3.16.2011

#Day 20 - Takdir




Kita bisa memesan bir tetapi kita tak pernah bisa memesan takdir (Djenar Maesa Ayu & Agus Noor).

Saya setuju. Karena saya dan kamu masih hidup di dunia yang penuh ketakutan. Sedikit-sedikit bikin khawatir. Besok mau makan apa, pakai baju apa, tinggal dimana, menikah dengan siapa, punya anak berapa, jadi bawahan atau merintis usaha, semua masih berupa teka-teki. Kita tidak punya otoritas untuk membuat finalisasi, karena memang bukan porsi kita.
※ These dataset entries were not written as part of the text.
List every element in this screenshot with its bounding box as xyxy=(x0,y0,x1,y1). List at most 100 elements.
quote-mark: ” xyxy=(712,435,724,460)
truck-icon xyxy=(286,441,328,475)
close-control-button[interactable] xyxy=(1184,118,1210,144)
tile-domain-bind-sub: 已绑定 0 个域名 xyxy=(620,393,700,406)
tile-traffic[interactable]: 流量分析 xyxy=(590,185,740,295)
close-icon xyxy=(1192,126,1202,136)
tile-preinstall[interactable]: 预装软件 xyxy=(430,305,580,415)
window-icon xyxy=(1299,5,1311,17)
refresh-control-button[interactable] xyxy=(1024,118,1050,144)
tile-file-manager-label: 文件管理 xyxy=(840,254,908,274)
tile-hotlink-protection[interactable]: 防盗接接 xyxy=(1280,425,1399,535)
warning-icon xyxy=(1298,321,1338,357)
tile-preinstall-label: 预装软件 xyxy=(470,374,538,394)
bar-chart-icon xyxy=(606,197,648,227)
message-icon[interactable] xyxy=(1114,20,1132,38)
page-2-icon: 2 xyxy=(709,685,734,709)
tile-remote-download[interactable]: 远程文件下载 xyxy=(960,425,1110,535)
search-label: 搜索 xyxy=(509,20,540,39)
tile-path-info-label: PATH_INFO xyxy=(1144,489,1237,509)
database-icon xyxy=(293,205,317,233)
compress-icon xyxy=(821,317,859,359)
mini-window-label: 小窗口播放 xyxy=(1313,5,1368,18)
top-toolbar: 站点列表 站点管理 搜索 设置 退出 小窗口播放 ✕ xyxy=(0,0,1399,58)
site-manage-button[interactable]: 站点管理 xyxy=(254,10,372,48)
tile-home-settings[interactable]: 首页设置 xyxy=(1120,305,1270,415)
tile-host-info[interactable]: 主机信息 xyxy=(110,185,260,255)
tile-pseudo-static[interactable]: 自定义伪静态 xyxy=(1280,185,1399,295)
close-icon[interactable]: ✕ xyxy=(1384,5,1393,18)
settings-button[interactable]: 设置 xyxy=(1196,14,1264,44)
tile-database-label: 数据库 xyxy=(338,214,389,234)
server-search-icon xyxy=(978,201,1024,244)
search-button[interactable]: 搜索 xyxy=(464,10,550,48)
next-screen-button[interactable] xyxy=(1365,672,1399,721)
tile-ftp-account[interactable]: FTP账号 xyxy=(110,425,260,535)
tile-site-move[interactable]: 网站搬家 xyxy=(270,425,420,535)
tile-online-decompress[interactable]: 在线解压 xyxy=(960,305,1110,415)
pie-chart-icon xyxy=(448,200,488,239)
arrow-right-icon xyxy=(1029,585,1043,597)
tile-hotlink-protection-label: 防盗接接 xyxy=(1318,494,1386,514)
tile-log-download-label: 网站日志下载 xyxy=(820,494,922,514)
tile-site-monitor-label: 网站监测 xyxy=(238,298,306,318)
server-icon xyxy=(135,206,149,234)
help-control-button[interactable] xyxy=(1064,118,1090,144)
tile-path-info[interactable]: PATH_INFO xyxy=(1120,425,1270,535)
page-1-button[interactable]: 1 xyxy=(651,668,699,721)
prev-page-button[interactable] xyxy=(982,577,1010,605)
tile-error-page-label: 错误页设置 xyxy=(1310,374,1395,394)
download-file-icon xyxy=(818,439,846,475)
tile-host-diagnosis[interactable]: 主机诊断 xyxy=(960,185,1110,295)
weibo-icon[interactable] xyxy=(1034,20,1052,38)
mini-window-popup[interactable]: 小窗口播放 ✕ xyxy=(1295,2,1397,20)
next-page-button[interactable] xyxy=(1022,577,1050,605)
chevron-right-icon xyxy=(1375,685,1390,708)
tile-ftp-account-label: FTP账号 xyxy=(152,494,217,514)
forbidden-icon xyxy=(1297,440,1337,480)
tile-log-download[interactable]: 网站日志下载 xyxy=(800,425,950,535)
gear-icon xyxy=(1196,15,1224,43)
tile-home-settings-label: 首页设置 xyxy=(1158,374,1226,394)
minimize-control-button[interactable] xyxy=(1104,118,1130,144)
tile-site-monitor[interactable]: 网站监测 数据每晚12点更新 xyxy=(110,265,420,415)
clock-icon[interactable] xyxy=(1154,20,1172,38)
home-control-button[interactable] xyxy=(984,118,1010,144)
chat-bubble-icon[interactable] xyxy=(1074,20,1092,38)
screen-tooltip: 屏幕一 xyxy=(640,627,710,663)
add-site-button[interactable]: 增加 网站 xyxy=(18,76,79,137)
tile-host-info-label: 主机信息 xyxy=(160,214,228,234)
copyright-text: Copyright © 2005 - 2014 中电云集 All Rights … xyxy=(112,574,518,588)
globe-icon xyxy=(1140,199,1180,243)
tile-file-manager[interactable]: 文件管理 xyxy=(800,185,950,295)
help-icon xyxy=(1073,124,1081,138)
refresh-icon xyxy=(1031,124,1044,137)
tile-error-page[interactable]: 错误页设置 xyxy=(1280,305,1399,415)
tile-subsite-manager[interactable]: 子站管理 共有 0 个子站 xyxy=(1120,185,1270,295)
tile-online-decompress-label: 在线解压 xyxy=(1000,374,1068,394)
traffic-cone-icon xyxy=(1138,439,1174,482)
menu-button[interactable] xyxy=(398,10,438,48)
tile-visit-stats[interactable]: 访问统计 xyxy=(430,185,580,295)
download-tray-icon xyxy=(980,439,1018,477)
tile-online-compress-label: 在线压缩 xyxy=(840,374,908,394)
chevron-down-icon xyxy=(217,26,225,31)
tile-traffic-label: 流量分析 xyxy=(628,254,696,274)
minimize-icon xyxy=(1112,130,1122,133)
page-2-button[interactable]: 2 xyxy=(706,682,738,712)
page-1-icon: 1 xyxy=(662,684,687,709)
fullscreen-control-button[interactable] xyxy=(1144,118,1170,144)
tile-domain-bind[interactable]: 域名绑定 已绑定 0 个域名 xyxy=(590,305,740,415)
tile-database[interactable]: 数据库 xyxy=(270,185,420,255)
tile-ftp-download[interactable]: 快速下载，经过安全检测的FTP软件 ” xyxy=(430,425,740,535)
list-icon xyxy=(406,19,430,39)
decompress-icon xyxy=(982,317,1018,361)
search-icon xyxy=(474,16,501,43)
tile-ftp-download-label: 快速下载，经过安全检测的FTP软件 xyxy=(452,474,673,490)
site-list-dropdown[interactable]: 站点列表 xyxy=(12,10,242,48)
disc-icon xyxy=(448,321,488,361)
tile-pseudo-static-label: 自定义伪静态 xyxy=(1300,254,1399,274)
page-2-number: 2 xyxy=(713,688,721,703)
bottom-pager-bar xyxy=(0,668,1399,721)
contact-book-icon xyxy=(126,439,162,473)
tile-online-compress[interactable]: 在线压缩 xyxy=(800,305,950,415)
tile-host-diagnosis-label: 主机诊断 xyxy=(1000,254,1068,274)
Itu pemikiran sekarang. Kalau halamannya dibalik ke masa lalu, tidak ada yang yang bisa menentukan siapa orangtuanya, dengan cara apa dulu dibesarkan, bagaimana pergaulan kita, siapa saja yang membuat kita terambung atau terpuruk. Dan seterusnya. Dan seterusnya.

Padahal, kita ini sebetulnya diberikan kehendak yang bebas. Saat kita sudah mulai bergerak melepaskan diri dari orangtua, keputusan mutlak apapun ada ditangan kita. Be somebody or nobody. Mau berkutat dengan kemelut sakit hati (padahal kreator sakit hati sedang bersenang-senang diluar sana tanpa rasa bersalah) atau maju terus sambil percaya bahwa kita ini spesial. Punya harga luar biasa.

Saya senang bisa melepaskan bagian masa lalu yang buruk dan menari karena punya kesempatan baru untuk menikmati hidup.

Masa lalu dan yang akan datang tidak bisa kita ketuk palunya. Yang bisa kita lakukan adalah membuat rancangan dan menjalankannya dengan usaha sekeras baja.

Menjalaninya jangan sendirian, minta ditemani Sang Khalik.